Nowhere, according to Dr. Mark Osterloh of Tucson. Which is why he wants to get the Lotto crowd to vote by turning elections into giant lotteries. His idea, which has received undue national attention, is simple: If you vote, you're automatically entered in a drawing for $1 million - and perhaps some fabulous consolation prizes too! His proposal will be on the November ballot in Arizona, and he hopes it will revolutionize the country by enlisting the lottery-line crowd to fix our democracy. He even has a slogan: "Who wants to be a millionaire? Vote!"

Osterloh, an ophthalmologist and political activist (he ran for governor by bicycling throughout the state a few years ago), is one of those classic American cranks who has the audacity to take our civic cliches seriously. Since the civil rights era, Americans have been indoctrinated with the message that voting is an essential yardstick of citizenship. Editorialists, civics teachers and an assortment of deep-thinking movie stars residing in Periclean Hollywood have gone to great lengths to tell Americans that voter apathy is, in and of itself, a terrible evil and that, conversely, high voter turnout is a sign of civic health.

Indeed, for several years, voting rights activists have been pushing to give prison inmates and younger teenagers the right to vote, presuming that giving rapists, killers and Justin Timberlake fans a bigger say will improve our democratic process.

The push to make voting much easier has been considerably less controversial.

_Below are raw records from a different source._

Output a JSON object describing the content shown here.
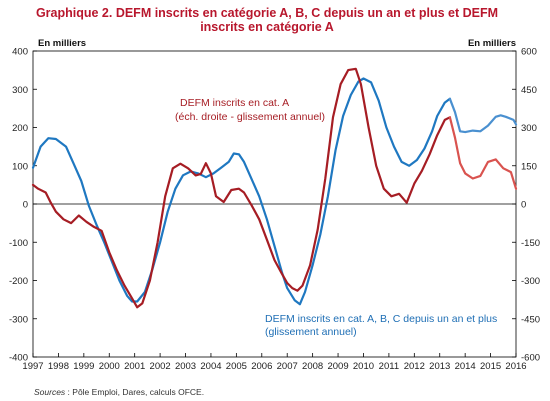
{
  "chart_data": {
    "type": "line",
    "title_lines": [
      "Graphique 2. DEFM inscrits en catégorie A, B, C depuis un an et plus et DEFM",
      "inscrits en catégorie A"
    ],
    "left_axis": {
      "unit": "En milliers",
      "ylim": [
        -400,
        400
      ],
      "ticks": [
        "400",
        "300",
        "200",
        "100",
        "0",
        "-100",
        "-200",
        "-300",
        "-400"
      ]
    },
    "right_axis": {
      "unit": "En milliers",
      "ylim": [
        -600,
        600
      ],
      "ticks": [
        "600",
        "450",
        "300",
        "150",
        "0",
        "-150",
        "-300",
        "-450",
        "-600"
      ]
    },
    "x_axis": {
      "range": [
        1997,
        2016
      ],
      "ticks": [
        "1997",
        "1998",
        "1999",
        "2000",
        "2001",
        "2002",
        "2003",
        "2004",
        "2005",
        "2006",
        "2007",
        "2008",
        "2009",
        "2010",
        "2011",
        "2012",
        "2013",
        "2014",
        "2015",
        "2016"
      ]
    },
    "grid": false,
    "zero_line": true,
    "annotations": {
      "red_line1": "DEFM inscrits en cat. A",
      "red_line2": "(éch. droite - glissement annuel)",
      "blue_line1": "DEFM inscrits en cat. A, B, C depuis un an et plus",
      "blue_line2": "(glissement annuel)"
    },
    "source_label": "Sources",
    "source_text": " : Pôle Emploi, Dares, calculs OFCE.",
    "colors": {
      "title": "#b8172d",
      "red": "#a61d24",
      "red_projection": "#d9534f",
      "blue": "#1f78c1",
      "blue_projection": "#4a90d0",
      "frame": "#000000"
    },
    "series": [
      {
        "axis": "left",
        "color": "#1f78c1",
        "points": [
          [
            1997.0,
            95
          ],
          [
            1997.3,
            150
          ],
          [
            1997.6,
            172
          ],
          [
            1997.9,
            170
          ],
          [
            1998.3,
            150
          ],
          [
            1998.6,
            105
          ],
          [
            1998.9,
            60
          ],
          [
            1999.2,
            -5
          ],
          [
            1999.5,
            -55
          ],
          [
            1999.8,
            -100
          ],
          [
            2000.1,
            -150
          ],
          [
            2000.4,
            -200
          ],
          [
            2000.7,
            -240
          ],
          [
            2000.9,
            -255
          ],
          [
            2001.1,
            -255
          ],
          [
            2001.4,
            -230
          ],
          [
            2001.7,
            -170
          ],
          [
            2002.0,
            -100
          ],
          [
            2002.3,
            -20
          ],
          [
            2002.6,
            40
          ],
          [
            2002.9,
            75
          ],
          [
            2003.2,
            85
          ],
          [
            2003.5,
            80
          ],
          [
            2003.8,
            70
          ],
          [
            2004.1,
            80
          ],
          [
            2004.4,
            95
          ],
          [
            2004.7,
            110
          ],
          [
            2004.9,
            132
          ],
          [
            2005.1,
            130
          ],
          [
            2005.3,
            110
          ],
          [
            2005.6,
            65
          ],
          [
            2005.9,
            20
          ],
          [
            2006.2,
            -40
          ],
          [
            2006.5,
            -110
          ],
          [
            2006.8,
            -180
          ],
          [
            2007.0,
            -220
          ],
          [
            2007.3,
            -252
          ],
          [
            2007.5,
            -262
          ],
          [
            2007.7,
            -230
          ],
          [
            2008.0,
            -160
          ],
          [
            2008.3,
            -80
          ],
          [
            2008.6,
            20
          ],
          [
            2008.9,
            140
          ],
          [
            2009.2,
            230
          ],
          [
            2009.5,
            285
          ],
          [
            2009.8,
            320
          ],
          [
            2010.0,
            328
          ],
          [
            2010.3,
            318
          ],
          [
            2010.6,
            270
          ],
          [
            2010.9,
            200
          ],
          [
            2011.2,
            150
          ],
          [
            2011.5,
            110
          ],
          [
            2011.8,
            100
          ],
          [
            2012.1,
            115
          ],
          [
            2012.4,
            145
          ],
          [
            2012.7,
            190
          ],
          [
            2012.9,
            230
          ],
          [
            2013.2,
            265
          ],
          [
            2013.4,
            275
          ]
        ]
      },
      {
        "axis": "left",
        "color": "#4a90d0",
        "points": [
          [
            2013.4,
            275
          ],
          [
            2013.6,
            240
          ],
          [
            2013.8,
            190
          ],
          [
            2014.0,
            188
          ],
          [
            2014.3,
            192
          ],
          [
            2014.6,
            190
          ],
          [
            2014.9,
            205
          ],
          [
            2015.2,
            228
          ],
          [
            2015.4,
            232
          ],
          [
            2015.6,
            228
          ],
          [
            2015.9,
            220
          ],
          [
            2016.0,
            208
          ]
        ]
      },
      {
        "axis": "right",
        "color": "#a61d24",
        "points": [
          [
            1997.0,
            75
          ],
          [
            1997.2,
            60
          ],
          [
            1997.5,
            45
          ],
          [
            1997.7,
            5
          ],
          [
            1997.9,
            -30
          ],
          [
            1998.2,
            -60
          ],
          [
            1998.5,
            -75
          ],
          [
            1998.8,
            -45
          ],
          [
            1999.1,
            -70
          ],
          [
            1999.4,
            -90
          ],
          [
            1999.7,
            -105
          ],
          [
            2000.0,
            -190
          ],
          [
            2000.3,
            -260
          ],
          [
            2000.6,
            -320
          ],
          [
            2000.9,
            -370
          ],
          [
            2001.1,
            -405
          ],
          [
            2001.3,
            -390
          ],
          [
            2001.6,
            -300
          ],
          [
            2001.9,
            -150
          ],
          [
            2002.2,
            30
          ],
          [
            2002.5,
            140
          ],
          [
            2002.8,
            158
          ],
          [
            2003.1,
            140
          ],
          [
            2003.4,
            112
          ],
          [
            2003.6,
            118
          ],
          [
            2003.8,
            160
          ],
          [
            2004.0,
            120
          ],
          [
            2004.2,
            30
          ],
          [
            2004.5,
            8
          ],
          [
            2004.8,
            55
          ],
          [
            2005.1,
            60
          ],
          [
            2005.3,
            45
          ],
          [
            2005.6,
            -5
          ],
          [
            2005.9,
            -60
          ],
          [
            2006.2,
            -140
          ],
          [
            2006.5,
            -220
          ],
          [
            2006.8,
            -275
          ],
          [
            2007.0,
            -310
          ],
          [
            2007.2,
            -330
          ],
          [
            2007.4,
            -340
          ],
          [
            2007.6,
            -320
          ],
          [
            2007.9,
            -240
          ],
          [
            2008.2,
            -100
          ],
          [
            2008.5,
            100
          ],
          [
            2008.8,
            340
          ],
          [
            2009.1,
            470
          ],
          [
            2009.4,
            525
          ],
          [
            2009.7,
            530
          ],
          [
            2009.9,
            470
          ],
          [
            2010.2,
            300
          ],
          [
            2010.5,
            150
          ],
          [
            2010.8,
            60
          ],
          [
            2011.1,
            30
          ],
          [
            2011.4,
            40
          ],
          [
            2011.7,
            5
          ],
          [
            2012.0,
            80
          ],
          [
            2012.3,
            130
          ],
          [
            2012.6,
            195
          ],
          [
            2012.9,
            270
          ],
          [
            2013.2,
            330
          ],
          [
            2013.4,
            340
          ]
        ]
      },
      {
        "axis": "right",
        "color": "#d9534f",
        "points": [
          [
            2013.4,
            340
          ],
          [
            2013.6,
            260
          ],
          [
            2013.8,
            160
          ],
          [
            2014.0,
            120
          ],
          [
            2014.3,
            100
          ],
          [
            2014.6,
            110
          ],
          [
            2014.9,
            165
          ],
          [
            2015.2,
            175
          ],
          [
            2015.5,
            140
          ],
          [
            2015.8,
            125
          ],
          [
            2016.0,
            60
          ]
        ]
      }
    ]
  }
}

Weekend voting, voting by mail and online voting are constantly greeted as vital reforms of our electoral system. And although some of these reforms are probably benign, all assume that even the slightest inconvenience in voting is an outrage because democratic health is purely a numbers game: More voters equals a healthier society. My own view is that voting should be more difficult because things of value usually require a little work. That goes for citizenship too.

Consider Internet voting. In the conventional view, the only legitimate criticism of online voting is its susceptibility to fraud. Almost no one questions its advisability if it worked - even though online voting assumes that we desperately need to hear from people who otherwise couldn't be bothered to get off the couch. Voting fetishists often liken democracy to a national "conversation" or "dialogue." So, tell me: What intelligent conversation is aided by the intrusion of Beavis and Butt-head?

What is surprising about Doc Osterloh's wacky idea is that the franchise maximizers hate it. The New York Times dubbed it "daft" and "one of the cheesier propositions on the November ballot." USA Today called it "tawdry." Fair enough.

But I think part of the reason they're so scandalized is that Osterloh is taking their logic to its natural conclusion. Advocates of increasing voter turnout already frame the issue in terms of "what's in it for you." MTV's condescending Choose or Lose campaign, which aims to get 18- to 30-year-olds to vote, says it all right there in the name; the gravy train is leaving the station and the ballot is your ticket onboard.

Just beneath the surface of much of this voter activism is the assumption that increased turnout would move American politics to the left, by redistributing wealth to the poor and "disenfranchised." There's probably some merit here, which explains why so many get-out-the-vote groups are proxies for the Democratic Party. But that doesn't change the fact that they are trolling for votes among people who don't appear to take their citizenship very seriously. Osterloh's bribery scheme merely exposes this motivation in a way that embarrasses voter activists.

Osterloh admits that he's motivated by more than democracy worship. "One of the goals that I've had in my lifetime is to see that all Americans have healthcare like every other major country on Earth. One of the ways to do that is to make sure that everybody votes." At least he's honest about it.